There is a new indicator for measuring the systemic risk component of financial risk generated by ECB staff and recently published in the latest ECB Financial Stability Review; it's called the “composite indicator of systemic stress", or simpliy CISS.

The aim of CISS is to monitor the current level of systemic risk in financial markets by aggregating individual risk measures of various market segments including the bank and non-bank financial intermediaries sector, money markets, equity and bond markets, and foreign exchange markets. According to Hollo/Kremer/Duca (2011), each sub-index is calculated as the simple mean of the transformed values of three individual stress measures for each market segment. The five sub-indices are then aggregated on the basis of their time-varying cross-correlation structure in the same way as the overall risk of an asset portfolio is calculated from the risk characteristics of its individual assets. The novel feature of CISS is that the systemic risk measure relatively increases in times of high correlation of the sub-indices where stress prevails in several market segments at the same time.

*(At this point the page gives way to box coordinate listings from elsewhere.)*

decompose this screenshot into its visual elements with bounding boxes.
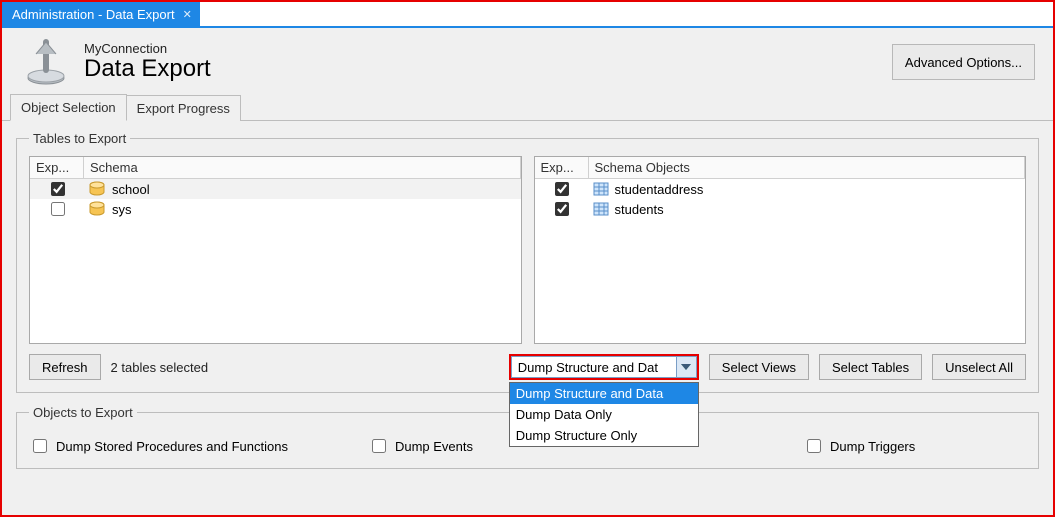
advanced-options-button[interactable]: Advanced Options... [892,44,1035,80]
dump-events-label: Dump Events [395,439,473,454]
schema-col-export[interactable]: Exp... [30,157,84,178]
object-checkbox[interactable] [555,182,569,196]
refresh-button[interactable]: Refresh [29,354,101,380]
database-icon [88,181,106,197]
dump-stored-procs-checkbox[interactable] [33,439,47,453]
dump-triggers-checkbox[interactable] [807,439,821,453]
schema-row[interactable]: school [30,179,521,199]
subtabs: Object Selection Export Progress [2,94,1053,121]
object-checkbox[interactable] [555,202,569,216]
select-tables-button[interactable]: Select Tables [819,354,922,380]
dump-stored-procs-option[interactable]: Dump Stored Procedures and Functions [29,436,288,456]
active-tab-label: Administration - Data Export [12,7,175,22]
objects-list[interactable]: Exp... Schema Objects [534,156,1027,344]
table-icon [593,181,609,197]
tables-to-export-group: Tables to Export Exp... Schema [16,131,1039,393]
dump-mode-value: Dump Structure and Dat [518,360,658,375]
dump-mode-option[interactable]: Dump Structure and Data [510,383,698,404]
selection-status: 2 tables selected [111,360,209,375]
unselect-all-button[interactable]: Unselect All [932,354,1026,380]
dump-mode-option[interactable]: Dump Structure Only [510,425,698,446]
page-header: MyConnection Data Export Advanced Option… [2,28,1053,92]
table-icon [593,201,609,217]
objects-to-export-legend: Objects to Export [29,405,137,420]
schema-checkbox[interactable] [51,182,65,196]
object-name: students [615,202,664,217]
dump-stored-procs-label: Dump Stored Procedures and Functions [56,439,288,454]
schema-name: school [112,182,150,197]
database-icon [88,201,106,217]
chevron-down-icon[interactable] [676,357,696,377]
object-row[interactable]: students [535,199,1026,219]
active-tab[interactable]: Administration - Data Export ✕ [2,2,200,26]
select-views-button[interactable]: Select Views [709,354,809,380]
schema-name: sys [112,202,132,217]
dump-mode-options[interactable]: Dump Structure and Data Dump Data Only D… [509,382,699,447]
connection-name: MyConnection [84,41,211,56]
dump-mode-option[interactable]: Dump Data Only [510,404,698,425]
dump-events-checkbox[interactable] [372,439,386,453]
schema-list[interactable]: Exp... Schema [29,156,522,344]
schema-col-name[interactable]: Schema [84,157,521,178]
schema-checkbox[interactable] [51,202,65,216]
object-row[interactable]: studentaddress [535,179,1026,199]
dump-triggers-label: Dump Triggers [830,439,915,454]
tab-object-selection[interactable]: Object Selection [10,94,127,121]
dump-triggers-option[interactable]: Dump Triggers [803,436,915,456]
window-tabbar: Administration - Data Export ✕ [2,2,1053,28]
schema-row[interactable]: sys [30,199,521,219]
objects-col-name[interactable]: Schema Objects [589,157,1026,178]
tab-export-progress[interactable]: Export Progress [126,95,241,121]
close-icon[interactable]: ✕ [183,8,192,21]
export-icon [20,36,72,88]
objects-col-export[interactable]: Exp... [535,157,589,178]
object-name: studentaddress [615,182,704,197]
page-title: Data Export [84,56,211,82]
dump-events-option[interactable]: Dump Events [368,436,473,456]
tables-to-export-legend: Tables to Export [29,131,130,146]
dump-mode-dropdown[interactable]: Dump Structure and Dat Dump Structure an… [509,354,699,380]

Such a situation implies that for financial investors, it becomes difficult to diversify and hedge their portfolios since market segments are nearly perfectly correlated.

Meanwhile the indicator nicely features the massive soaring of systemic risk starting in 2007 and it quite solidly depicts the implications of the sovereign debt crisis in the euro area, there is one decisive weakness in this measure: it is a measure designed to give a current picture of financial stress. However, it is incapable of mirroring the build-up of financial instability in the run-up to the financial crisis.

For monetary policy and macroprudential regulation, what is essentiel is the reliance on an ex-ante measure for the degree of financial instability and the likelihood of a near-time costly bust in economic terms. In this respect, the CISS is, like any other currently existing indicator, not able to quantitively sketch the build-up of systemic risk in the background of the financial system, where, at the same time, most current risk measures do NOT indicate future financial stress (see, for instance, the low measured corporate risk spreads in 2004-07 which did not indicate financial instability despite evolving financial imbalances due to massive lenghtening of financial intermediation chains and increased network activity). Consequently, it would turn out to be productive, if the CISS would be applied in order to address the issue of evolving financial imbalances ex-ante.